Just as St James has guided millions of pilgrims to his holy city in northern Spain on a pilgrimage journey of faith, so I feel that St James as our parish’s patron saint has guided this parish throughout its 100 year history. And we have a lot to be proud of in our parish. Today, we are very active in our community and involved in many social outreach programs in Tupelo, which has reflected the leadership and wisdom of many of the pastors we have had throughout the years. We have become a leader in Hispanic ministry here in our diocese, trying many new and innovative things. Yesterday, at the Saturday evening mass, we celebrated the LIMEX students that we here in Tupelo have hosted for some years now, training lay people for leadership roles in our parish and in our diocese.

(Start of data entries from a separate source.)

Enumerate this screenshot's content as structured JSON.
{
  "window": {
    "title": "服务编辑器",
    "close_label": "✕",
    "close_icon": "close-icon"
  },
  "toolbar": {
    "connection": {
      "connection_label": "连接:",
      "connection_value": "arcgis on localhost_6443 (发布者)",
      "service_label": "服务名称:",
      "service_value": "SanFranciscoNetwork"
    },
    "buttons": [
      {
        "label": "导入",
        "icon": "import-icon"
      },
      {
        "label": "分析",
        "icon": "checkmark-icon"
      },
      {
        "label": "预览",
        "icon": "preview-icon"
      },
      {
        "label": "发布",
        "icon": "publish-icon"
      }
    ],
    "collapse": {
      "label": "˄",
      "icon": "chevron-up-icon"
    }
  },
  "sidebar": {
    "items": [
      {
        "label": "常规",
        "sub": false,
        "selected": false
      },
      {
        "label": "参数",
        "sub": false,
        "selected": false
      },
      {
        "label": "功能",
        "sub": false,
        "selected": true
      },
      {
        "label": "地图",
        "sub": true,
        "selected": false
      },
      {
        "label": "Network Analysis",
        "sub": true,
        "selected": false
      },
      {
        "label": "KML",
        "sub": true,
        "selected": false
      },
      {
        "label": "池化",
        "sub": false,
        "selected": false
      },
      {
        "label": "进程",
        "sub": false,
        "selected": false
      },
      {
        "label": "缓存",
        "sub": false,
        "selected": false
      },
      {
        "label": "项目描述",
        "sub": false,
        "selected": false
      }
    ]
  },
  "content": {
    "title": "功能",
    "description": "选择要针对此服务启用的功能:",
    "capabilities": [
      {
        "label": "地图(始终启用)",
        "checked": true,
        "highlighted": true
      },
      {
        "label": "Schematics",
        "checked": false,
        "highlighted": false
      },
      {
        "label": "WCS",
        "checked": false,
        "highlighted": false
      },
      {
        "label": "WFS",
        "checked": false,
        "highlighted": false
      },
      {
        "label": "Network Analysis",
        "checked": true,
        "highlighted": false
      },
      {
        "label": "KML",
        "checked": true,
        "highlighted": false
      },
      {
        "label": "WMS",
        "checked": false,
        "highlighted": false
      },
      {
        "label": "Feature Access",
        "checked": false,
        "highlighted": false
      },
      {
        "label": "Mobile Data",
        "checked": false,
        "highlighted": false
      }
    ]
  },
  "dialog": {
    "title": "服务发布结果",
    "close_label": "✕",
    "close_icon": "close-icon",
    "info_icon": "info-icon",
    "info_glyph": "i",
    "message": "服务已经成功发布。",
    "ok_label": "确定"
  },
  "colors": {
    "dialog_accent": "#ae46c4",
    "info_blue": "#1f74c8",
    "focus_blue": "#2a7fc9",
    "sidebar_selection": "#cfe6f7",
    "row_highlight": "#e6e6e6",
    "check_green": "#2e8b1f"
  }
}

I always brag to my fellow priests about how I have the best liturgy committee in the diocese, another fruit of the lay leadership we have here in our parish. We do have a lot to celebrate today. It is a very joyful occasion for us. And we are challenged not to just rest on our laurels and our accomplishments of the past, but we are challenged to look to the future: to be the joy of the Gospel that Pope Francis talks about. To be a welcoming, committed community that helps its members be disciples, that goes out and makes disciples. To truly be the Body of Christ. As we celebrate our mass today around the Lord’s table, as we enjoy a meal together and fellowship with our fellow parishioners, let us give thanks to the Lord for the blessings he has given our parish of St James in Tupelo.